Those who are no longer eligible would be given support under new, state-run programs known as foundational supports - most of which are yet to be developed.
Mr Butler said the NDIS was costing too much and growing too fast, declaring it was too important to be allowed to fail.
"Unless we take action to make it sustainable, it simply will not be there in the future for the Australians who need it most," he told the National Press Club on Wednesday.
Mr Butler said he hoped the revised entry rules would be in place by the beginning of 2028.
The government is aiming to reduce the number of people on the NDIS from about 760,000 to 600,000 by the end of the 2020s - a significant reduction on the current forecast of more than 900,000.

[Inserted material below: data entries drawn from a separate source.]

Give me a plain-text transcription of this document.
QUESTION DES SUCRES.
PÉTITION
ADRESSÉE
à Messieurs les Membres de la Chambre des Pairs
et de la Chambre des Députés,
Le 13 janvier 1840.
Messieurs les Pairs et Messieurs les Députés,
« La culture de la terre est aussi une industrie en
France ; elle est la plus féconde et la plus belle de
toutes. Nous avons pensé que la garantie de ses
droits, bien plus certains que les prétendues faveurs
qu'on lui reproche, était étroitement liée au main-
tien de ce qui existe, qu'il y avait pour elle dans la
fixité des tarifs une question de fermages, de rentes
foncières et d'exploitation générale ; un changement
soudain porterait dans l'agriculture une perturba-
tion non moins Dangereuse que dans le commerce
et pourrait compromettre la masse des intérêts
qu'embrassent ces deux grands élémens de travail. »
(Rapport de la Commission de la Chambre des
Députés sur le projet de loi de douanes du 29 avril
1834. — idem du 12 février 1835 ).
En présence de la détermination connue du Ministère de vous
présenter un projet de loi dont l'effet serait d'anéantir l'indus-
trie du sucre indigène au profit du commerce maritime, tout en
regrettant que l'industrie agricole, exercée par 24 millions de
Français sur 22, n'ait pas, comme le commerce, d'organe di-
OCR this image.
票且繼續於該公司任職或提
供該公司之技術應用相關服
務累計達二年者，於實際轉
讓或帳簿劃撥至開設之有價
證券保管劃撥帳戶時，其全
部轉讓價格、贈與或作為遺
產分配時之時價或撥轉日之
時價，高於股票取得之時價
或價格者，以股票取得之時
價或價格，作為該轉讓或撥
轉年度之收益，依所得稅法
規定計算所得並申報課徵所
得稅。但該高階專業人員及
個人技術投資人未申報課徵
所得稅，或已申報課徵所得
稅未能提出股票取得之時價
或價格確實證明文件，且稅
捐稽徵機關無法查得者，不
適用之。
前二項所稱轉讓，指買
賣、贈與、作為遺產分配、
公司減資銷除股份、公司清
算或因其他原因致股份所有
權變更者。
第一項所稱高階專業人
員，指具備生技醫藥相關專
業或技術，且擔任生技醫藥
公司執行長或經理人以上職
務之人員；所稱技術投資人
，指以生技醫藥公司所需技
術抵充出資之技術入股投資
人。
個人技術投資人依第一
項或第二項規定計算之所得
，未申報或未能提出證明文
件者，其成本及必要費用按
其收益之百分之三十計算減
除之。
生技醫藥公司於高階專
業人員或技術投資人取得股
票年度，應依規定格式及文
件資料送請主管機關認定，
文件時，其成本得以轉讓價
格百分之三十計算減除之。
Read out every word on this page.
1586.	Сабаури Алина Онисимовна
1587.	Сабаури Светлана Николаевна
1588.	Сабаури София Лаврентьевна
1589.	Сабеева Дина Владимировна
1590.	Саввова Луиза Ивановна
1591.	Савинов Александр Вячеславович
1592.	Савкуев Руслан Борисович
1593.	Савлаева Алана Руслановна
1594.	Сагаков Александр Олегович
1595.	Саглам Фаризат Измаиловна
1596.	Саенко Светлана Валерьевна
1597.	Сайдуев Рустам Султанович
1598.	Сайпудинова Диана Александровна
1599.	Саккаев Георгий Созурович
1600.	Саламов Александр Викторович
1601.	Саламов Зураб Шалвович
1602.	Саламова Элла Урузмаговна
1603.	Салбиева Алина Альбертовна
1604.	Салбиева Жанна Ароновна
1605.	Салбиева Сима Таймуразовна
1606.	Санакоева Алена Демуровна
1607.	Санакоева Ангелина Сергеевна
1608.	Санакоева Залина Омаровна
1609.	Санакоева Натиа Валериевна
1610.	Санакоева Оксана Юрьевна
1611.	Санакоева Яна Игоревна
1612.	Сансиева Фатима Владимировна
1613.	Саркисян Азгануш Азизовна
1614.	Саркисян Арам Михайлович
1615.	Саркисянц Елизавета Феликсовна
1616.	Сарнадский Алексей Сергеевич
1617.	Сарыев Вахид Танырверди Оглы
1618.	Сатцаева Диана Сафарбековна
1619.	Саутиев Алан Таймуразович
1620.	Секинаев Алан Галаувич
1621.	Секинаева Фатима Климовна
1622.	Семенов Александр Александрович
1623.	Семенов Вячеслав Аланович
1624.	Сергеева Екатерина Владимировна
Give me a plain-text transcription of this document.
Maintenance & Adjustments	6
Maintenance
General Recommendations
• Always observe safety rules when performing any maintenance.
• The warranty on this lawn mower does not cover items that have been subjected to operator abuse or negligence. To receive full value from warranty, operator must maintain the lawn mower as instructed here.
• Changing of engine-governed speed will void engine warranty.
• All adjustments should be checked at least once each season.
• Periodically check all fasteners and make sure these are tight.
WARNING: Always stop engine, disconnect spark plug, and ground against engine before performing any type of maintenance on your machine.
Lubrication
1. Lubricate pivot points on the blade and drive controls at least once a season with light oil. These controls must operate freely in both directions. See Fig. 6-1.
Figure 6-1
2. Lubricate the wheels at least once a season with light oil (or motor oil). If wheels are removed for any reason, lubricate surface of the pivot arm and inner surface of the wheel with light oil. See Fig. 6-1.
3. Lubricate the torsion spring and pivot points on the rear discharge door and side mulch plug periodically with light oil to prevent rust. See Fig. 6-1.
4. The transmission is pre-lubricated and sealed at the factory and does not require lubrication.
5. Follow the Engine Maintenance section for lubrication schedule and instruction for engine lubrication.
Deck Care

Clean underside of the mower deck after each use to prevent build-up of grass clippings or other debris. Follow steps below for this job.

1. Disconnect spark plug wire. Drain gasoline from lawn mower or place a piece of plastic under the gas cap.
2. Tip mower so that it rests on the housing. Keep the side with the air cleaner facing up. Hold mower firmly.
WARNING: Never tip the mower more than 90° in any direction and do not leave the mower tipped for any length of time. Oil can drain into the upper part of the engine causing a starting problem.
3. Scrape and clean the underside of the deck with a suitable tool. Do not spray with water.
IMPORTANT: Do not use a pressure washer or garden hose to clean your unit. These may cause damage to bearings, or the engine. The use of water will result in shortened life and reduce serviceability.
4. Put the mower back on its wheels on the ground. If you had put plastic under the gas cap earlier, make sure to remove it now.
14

The changes would reduce the average cost of each participant's support plan to $26,000, down from $31,000 in 2026 and in line with figures from 2023.
The overall cost of the NDIS is forecast to reach $70 billion annually by 2030, but Mr Butler said under his plan, that would be restricted to $55 billion by the end of the decade.
Spending rises of only two per cent per year - well below the current rate of inflation - were targeted for the coming four years, after which growth would return to the government's long-term goal of about five per cent.
Disability advocates called for more detail about the eligibility changes, offering to work with the government to ensure Australians in need of support aren't left behind.
"160,000 people will lose access to the scheme if we utilise (the government's) numbers. That's a frightening amount," People With Disability Australia president Jeremy Hope told reporters in Canberra.
Mandatory registration will be imposed on NDIS providers who offer personal care, daily living supports and help in closed settings. About 10 per cent of existing providers are registered.
"Many of these people provide valuable support to participants, but others have no qualifications or background in disability services and seem more interested – too often – in clipping the ticket," Mr Butler said.
Laws putting in place the NDIS overhaul will be introduced in May, when federal parliament returns for the budget.
Inclusion Australia chief executive Maeve Kennedy implored the government to build up the new system of foundational supports before kicking people off the scheme.
"You can't burn the house down until there's somewhere else for people to go," she said.
More detail was needed on how the government would weed out fraudulent operators from the scheme and improve the quality of providers, Opposition NDIS spokeswoman Melissa McIntosh said.
"(The message was) cuts, cuts, cuts: yet he had no detail on how this is going to be achieved," she said.
One of the inaugural directors of the National Disability Insurance Agency, which administers the scheme, said the reforms struck the right balance between cutting costs and supporting vulnerable Australians.
"This secures the NDIS' future ... the five per cent growth target is essential to maintain taxpayer support," Martin Laverty - now the chief executive of aged care provider ARUMA - told AAP.